歯科医院における顧客視点の目標例は次の通りです。

患者満足度の向上:例えば、治療後アンケートを実施し、「満足」「とても満足」と回答する患者の割合を80%以上にする。または、Googleレビューの評価を100件、評価4.5以上を目指す。

新規患者の獲得:地域における認知度を高めるためのWebマーケティングや広告施策を展開し、新患数を月10名増やす。

メンテナンス数の向上:定期検診患者のリコール反応率を90%以上にする。

患者の期待を超えるサービスを提供することで、信頼を得ることが重要です。

 

 

プロセス視点とは?

プロセス視点では、診療所内の業務の流れや治療プロセスの効率性を高めることに注力します。

 

具体的な目標例としては次が挙げられます。

治療の質の向上:Dr間の症例検討など漏れなく実施し、Dr間での治療のバラツキを抑え、再治療率を2%以下(または、3人以下/月)に抑える。

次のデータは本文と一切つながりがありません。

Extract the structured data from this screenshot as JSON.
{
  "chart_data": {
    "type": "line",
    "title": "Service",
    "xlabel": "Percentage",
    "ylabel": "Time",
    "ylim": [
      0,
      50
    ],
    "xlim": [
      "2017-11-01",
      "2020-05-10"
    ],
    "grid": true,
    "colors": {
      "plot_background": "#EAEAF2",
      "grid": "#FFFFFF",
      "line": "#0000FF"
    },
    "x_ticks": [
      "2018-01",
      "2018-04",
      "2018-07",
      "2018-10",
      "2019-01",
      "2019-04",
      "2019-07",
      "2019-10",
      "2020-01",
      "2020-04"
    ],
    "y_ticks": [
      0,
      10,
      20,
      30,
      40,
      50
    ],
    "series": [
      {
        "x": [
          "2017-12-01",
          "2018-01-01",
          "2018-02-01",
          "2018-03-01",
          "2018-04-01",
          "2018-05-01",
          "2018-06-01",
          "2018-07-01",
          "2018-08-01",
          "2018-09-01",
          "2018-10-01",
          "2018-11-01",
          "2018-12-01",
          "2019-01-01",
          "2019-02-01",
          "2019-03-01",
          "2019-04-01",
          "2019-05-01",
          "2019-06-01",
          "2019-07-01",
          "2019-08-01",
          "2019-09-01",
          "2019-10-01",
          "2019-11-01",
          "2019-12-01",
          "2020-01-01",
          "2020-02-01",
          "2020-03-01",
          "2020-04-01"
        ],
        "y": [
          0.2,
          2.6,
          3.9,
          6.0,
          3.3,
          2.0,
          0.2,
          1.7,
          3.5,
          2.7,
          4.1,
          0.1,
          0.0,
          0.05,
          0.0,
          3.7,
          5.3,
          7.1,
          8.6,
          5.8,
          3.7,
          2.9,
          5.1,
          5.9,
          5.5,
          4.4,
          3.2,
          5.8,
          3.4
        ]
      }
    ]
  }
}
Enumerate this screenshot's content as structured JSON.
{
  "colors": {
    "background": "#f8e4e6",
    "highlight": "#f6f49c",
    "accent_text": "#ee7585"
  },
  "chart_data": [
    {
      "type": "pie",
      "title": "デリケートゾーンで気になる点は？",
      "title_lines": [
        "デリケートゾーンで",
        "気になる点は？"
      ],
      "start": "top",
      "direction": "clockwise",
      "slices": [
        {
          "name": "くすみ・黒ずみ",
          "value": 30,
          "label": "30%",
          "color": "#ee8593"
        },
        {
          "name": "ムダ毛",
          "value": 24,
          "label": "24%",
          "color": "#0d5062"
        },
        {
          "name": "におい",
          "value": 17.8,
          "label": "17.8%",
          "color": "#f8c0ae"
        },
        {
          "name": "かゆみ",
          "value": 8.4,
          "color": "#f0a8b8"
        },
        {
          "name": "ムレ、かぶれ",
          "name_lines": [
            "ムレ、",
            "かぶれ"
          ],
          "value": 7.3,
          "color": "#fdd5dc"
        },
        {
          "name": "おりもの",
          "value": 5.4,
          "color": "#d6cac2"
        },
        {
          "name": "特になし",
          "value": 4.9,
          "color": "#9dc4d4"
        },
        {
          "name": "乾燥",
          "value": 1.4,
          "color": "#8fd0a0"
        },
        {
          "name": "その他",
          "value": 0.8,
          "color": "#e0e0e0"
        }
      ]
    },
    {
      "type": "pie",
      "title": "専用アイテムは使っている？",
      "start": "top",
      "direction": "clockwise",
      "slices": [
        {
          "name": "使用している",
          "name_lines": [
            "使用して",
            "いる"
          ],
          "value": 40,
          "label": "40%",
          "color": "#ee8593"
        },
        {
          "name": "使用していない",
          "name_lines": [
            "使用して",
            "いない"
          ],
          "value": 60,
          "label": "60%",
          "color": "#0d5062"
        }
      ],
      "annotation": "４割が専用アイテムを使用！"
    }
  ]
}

診療の効率化:メンテナンスの標準化を行い、メンテナンス時間を5分短縮する

稼働率:ユニット稼働率を90%以上にする

業務のDX化:例えば、カルテや会計処理をデジタル化し、事務作業時間を10%削減する。

プロセスの改善により、患者の満足度とスタッフの生産性が同時に向上することが

 

 

学習と成長の視点とは?

学習と成長の視点は、スタッフのスキルアップや組織全体の成長、文化の醸成を促進します。歯科医院では、スタッフの教育や働きがいを向上させることが重要です。

 

具体的な目標例としては次が挙げられます。

スタッフ研修の実施:年間2回以上の外部研修の参加率を100%にする。

院内イベントの参加:院内イベントの参加率85%以上

キャリアパスの明確化:歯科衛生士や助手が成長できるキャリアステップを提示し、3年内離職率を10%以下に抑える。

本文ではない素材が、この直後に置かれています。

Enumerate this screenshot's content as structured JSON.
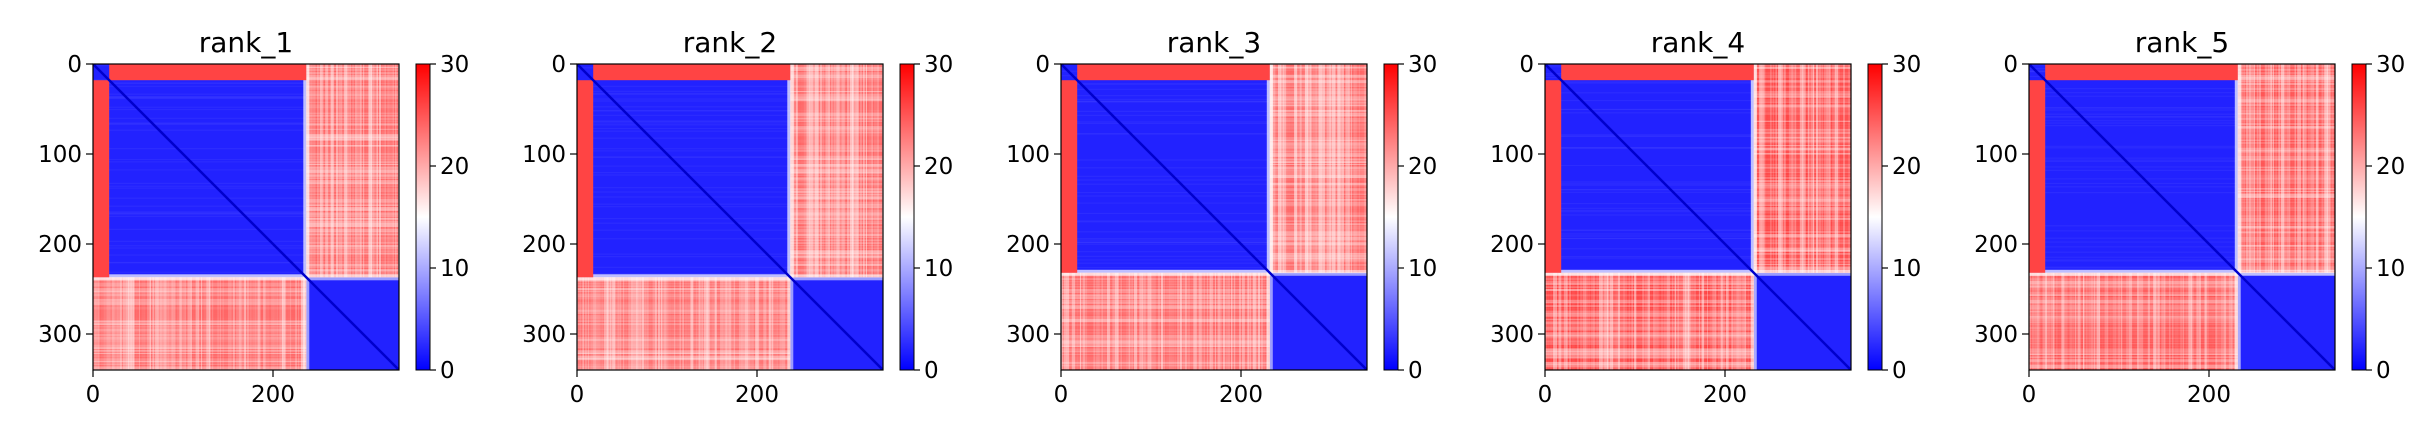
{
  "chart_data": [
    {
      "type": "heatmap",
      "title": "rank_1",
      "x_ticks": [
        0,
        200
      ],
      "y_ticks": [
        0,
        100,
        200,
        300
      ],
      "xlim": [
        0,
        340
      ],
      "ylim": [
        340,
        0
      ],
      "colorbar": {
        "ticks": [
          0,
          10,
          20,
          30
        ],
        "range": [
          0,
          30
        ],
        "colormap": "bwr"
      },
      "blocks": [
        {
          "rows": [
            0,
            237
          ],
          "cols": [
            0,
            237
          ],
          "value": 2
        },
        {
          "rows": [
            237,
            340
          ],
          "cols": [
            237,
            340
          ],
          "value": 2
        },
        {
          "rows": [
            0,
            237
          ],
          "cols": [
            237,
            340
          ],
          "value": 24
        },
        {
          "rows": [
            237,
            340
          ],
          "cols": [
            0,
            237
          ],
          "value": 24
        }
      ],
      "dashes": [
        40,
        350
      ],
      "disordered_n_terminus_rows": [
        0,
        18
      ]
    },
    {
      "type": "heatmap",
      "title": "rank_2",
      "x_ticks": [
        0,
        200
      ],
      "y_ticks": [
        0,
        100,
        200,
        300
      ],
      "xlim": [
        0,
        340
      ],
      "ylim": [
        340,
        0
      ],
      "colorbar": {
        "ticks": [
          0,
          10,
          20,
          30
        ],
        "range": [
          0,
          30
        ],
        "colormap": "bwr"
      },
      "blocks": [
        {
          "rows": [
            0,
            237
          ],
          "cols": [
            0,
            237
          ],
          "value": 2
        },
        {
          "rows": [
            237,
            340
          ],
          "cols": [
            237,
            340
          ],
          "value": 2
        },
        {
          "rows": [
            0,
            237
          ],
          "cols": [
            237,
            340
          ],
          "value": 24
        },
        {
          "rows": [
            237,
            340
          ],
          "cols": [
            0,
            237
          ],
          "value": 24
        }
      ],
      "dashes": [
        40,
        350
      ],
      "disordered_n_terminus_rows": [
        0,
        18
      ]
    },
    {
      "type": "heatmap",
      "title": "rank_3",
      "x_ticks": [
        0,
        200
      ],
      "y_ticks": [
        0,
        100,
        200,
        300
      ],
      "xlim": [
        0,
        340
      ],
      "ylim": [
        340,
        0
      ],
      "colorbar": {
        "ticks": [
          0,
          10,
          20,
          30
        ],
        "range": [
          0,
          30
        ],
        "colormap": "bwr"
      },
      "blocks": [
        {
          "rows": [
            0,
            232
          ],
          "cols": [
            0,
            232
          ],
          "value": 2
        },
        {
          "rows": [
            232,
            340
          ],
          "cols": [
            232,
            340
          ],
          "value": 2
        },
        {
          "rows": [
            0,
            232
          ],
          "cols": [
            232,
            340
          ],
          "value": 24
        },
        {
          "rows": [
            232,
            340
          ],
          "cols": [
            0,
            232
          ],
          "value": 24
        }
      ],
      "dashes": [
        40,
        350
      ],
      "disordered_n_terminus_rows": [
        0,
        18
      ]
    },
    {
      "type": "heatmap",
      "title": "rank_4",
      "x_ticks": [
        0,
        200
      ],
      "y_ticks": [
        0,
        100,
        200,
        300
      ],
      "xlim": [
        0,
        340
      ],
      "ylim": [
        340,
        0
      ],
      "colorbar": {
        "ticks": [
          0,
          10,
          20,
          30
        ],
        "range": [
          0,
          30
        ],
        "colormap": "bwr"
      },
      "blocks": [
        {
          "rows": [
            0,
            232
          ],
          "cols": [
            0,
            232
          ],
          "value": 2
        },
        {
          "rows": [
            232,
            340
          ],
          "cols": [
            232,
            340
          ],
          "value": 2
        },
        {
          "rows": [
            0,
            232
          ],
          "cols": [
            232,
            340
          ],
          "value": 26
        },
        {
          "rows": [
            232,
            340
          ],
          "cols": [
            0,
            232
          ],
          "value": 26
        }
      ],
      "dashes": [
        40,
        350
      ],
      "disordered_n_terminus_rows": [
        0,
        18
      ]
    },
    {
      "type": "heatmap",
      "title": "rank_5",
      "x_ticks": [
        0,
        200
      ],
      "y_ticks": [
        0,
        100,
        200,
        300
      ],
      "xlim": [
        0,
        340
      ],
      "ylim": [
        340,
        0
      ],
      "colorbar": {
        "ticks": [
          0,
          10,
          20,
          30
        ],
        "range": [
          0,
          30
        ],
        "colormap": "bwr"
      },
      "blocks": [
        {
          "rows": [
            0,
            232
          ],
          "cols": [
            0,
            232
          ],
          "value": 2
        },
        {
          "rows": [
            232,
            340
          ],
          "cols": [
            232,
            340
          ],
          "value": 2
        },
        {
          "rows": [
            0,
            232
          ],
          "cols": [
            232,
            340
          ],
          "value": 25
        },
        {
          "rows": [
            232,
            340
          ],
          "cols": [
            0,
            232
          ],
          "value": 25
        }
      ],
      "dashes": [
        40,
        350
      ],
      "disordered_n_terminus_rows": [
        0,
        18
      ]
    }
  ],
  "colors": {
    "low": "#0000ff",
    "mid": "#ffffff",
    "high": "#ff0000",
    "diagonal": "#0000cc"
  }
}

学習と成長を重視することで、優秀なスタッフを育成や定着、そして採用にも良い影響が出てくると思います。それは、歯科業界の激しい競争に勝つには重要な要素になります。

 

 

最後に

バランススコアカードは、歯科医院の目標設定において「財務」「顧客」「プロセス」「学習と成長」の4つの視点をバランスよく考慮するフレームワークです。歯科医院経営において、一つの視点だけに偏ることなく、全体最適を目指すことで、持続的な医院の成長と患者満足度の向上が期待できると考えます。

ただ、注意したいのは、取り組みたいことがありすぎて、項目を増やしすぎる傾向もあります。マジカルナンバー7±2または、マジカルナンバー4±1というような概念があります。これは人間の短期記憶は限界があるので覚える項目は7±2個にするか、4±1個くらいに絞ったほうがいいよ、という考え方です。医院の置かれている環境次第ですが、選択と集中する時には意識すると良い概念かなと思います。

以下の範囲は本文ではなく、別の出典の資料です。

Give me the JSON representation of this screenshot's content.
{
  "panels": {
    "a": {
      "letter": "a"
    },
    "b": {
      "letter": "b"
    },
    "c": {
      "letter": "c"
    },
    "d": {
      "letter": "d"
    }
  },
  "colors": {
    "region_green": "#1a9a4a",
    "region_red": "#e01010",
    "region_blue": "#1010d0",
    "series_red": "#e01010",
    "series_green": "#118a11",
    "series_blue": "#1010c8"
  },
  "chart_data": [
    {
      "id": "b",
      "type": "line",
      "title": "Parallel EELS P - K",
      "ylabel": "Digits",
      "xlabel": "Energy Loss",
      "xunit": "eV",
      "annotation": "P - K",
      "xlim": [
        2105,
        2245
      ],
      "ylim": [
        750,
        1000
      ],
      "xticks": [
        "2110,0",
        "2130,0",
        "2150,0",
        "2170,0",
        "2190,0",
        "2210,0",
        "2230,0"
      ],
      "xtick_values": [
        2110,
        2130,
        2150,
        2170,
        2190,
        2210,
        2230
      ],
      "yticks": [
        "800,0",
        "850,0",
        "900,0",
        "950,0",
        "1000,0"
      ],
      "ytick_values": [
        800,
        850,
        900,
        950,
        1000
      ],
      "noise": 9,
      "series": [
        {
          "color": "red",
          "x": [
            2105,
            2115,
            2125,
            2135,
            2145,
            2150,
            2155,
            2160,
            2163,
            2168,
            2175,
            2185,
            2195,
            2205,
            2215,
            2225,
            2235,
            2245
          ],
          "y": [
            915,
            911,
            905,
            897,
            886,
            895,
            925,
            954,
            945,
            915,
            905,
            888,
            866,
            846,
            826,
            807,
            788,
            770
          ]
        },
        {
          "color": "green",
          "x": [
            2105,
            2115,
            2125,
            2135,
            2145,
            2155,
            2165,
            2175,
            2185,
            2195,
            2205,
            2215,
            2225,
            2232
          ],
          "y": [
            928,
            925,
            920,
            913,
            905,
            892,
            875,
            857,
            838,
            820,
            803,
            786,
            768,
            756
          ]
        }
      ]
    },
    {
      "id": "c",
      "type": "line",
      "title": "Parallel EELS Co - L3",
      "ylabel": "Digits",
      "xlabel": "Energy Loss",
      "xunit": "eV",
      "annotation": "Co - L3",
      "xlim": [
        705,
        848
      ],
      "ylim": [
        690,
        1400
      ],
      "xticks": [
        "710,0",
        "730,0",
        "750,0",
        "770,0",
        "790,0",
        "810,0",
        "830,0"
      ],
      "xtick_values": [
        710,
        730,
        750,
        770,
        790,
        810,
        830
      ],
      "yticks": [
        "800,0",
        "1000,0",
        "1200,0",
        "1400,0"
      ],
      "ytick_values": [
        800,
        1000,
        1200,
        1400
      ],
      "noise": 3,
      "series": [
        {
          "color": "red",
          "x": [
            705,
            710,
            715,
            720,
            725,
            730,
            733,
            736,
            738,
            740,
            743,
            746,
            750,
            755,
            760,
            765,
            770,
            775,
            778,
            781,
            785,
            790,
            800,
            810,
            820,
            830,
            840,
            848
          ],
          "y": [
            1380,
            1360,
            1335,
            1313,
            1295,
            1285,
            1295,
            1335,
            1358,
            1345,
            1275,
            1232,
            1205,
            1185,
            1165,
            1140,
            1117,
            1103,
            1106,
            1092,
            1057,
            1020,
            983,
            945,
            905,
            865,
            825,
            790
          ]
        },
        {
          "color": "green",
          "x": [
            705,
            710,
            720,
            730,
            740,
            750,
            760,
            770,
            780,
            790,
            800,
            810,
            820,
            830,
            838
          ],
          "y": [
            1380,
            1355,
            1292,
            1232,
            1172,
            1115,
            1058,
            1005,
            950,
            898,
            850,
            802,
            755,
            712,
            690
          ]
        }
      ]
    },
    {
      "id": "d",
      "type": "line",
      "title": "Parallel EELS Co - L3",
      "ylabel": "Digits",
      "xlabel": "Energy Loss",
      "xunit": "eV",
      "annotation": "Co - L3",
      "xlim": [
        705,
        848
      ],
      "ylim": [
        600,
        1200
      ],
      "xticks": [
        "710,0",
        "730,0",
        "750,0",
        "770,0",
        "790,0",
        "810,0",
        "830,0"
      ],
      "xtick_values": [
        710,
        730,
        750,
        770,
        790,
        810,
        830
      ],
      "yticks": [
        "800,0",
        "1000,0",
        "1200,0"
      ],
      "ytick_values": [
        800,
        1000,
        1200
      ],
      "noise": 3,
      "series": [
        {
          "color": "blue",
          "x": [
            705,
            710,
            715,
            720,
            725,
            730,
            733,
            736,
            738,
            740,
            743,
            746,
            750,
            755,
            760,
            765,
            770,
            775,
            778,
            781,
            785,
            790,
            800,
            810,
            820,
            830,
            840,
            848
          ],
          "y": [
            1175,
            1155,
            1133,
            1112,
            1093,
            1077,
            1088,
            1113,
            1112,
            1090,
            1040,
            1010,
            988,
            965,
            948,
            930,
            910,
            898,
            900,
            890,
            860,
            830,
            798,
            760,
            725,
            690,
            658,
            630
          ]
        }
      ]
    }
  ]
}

もう一つ、注意したいのは、目標設定しただけで満足しないこと。
何よりも実践・行動が大事です。極論、実践・行動>目標設定だと思います。その方が人も組織も成長すると思います。ただ、より効率的に、より理想的に、成長するには目標設定が必要だと思います。自分の医院に合う目標設定を行い、2025年も大きく成長していきましょう!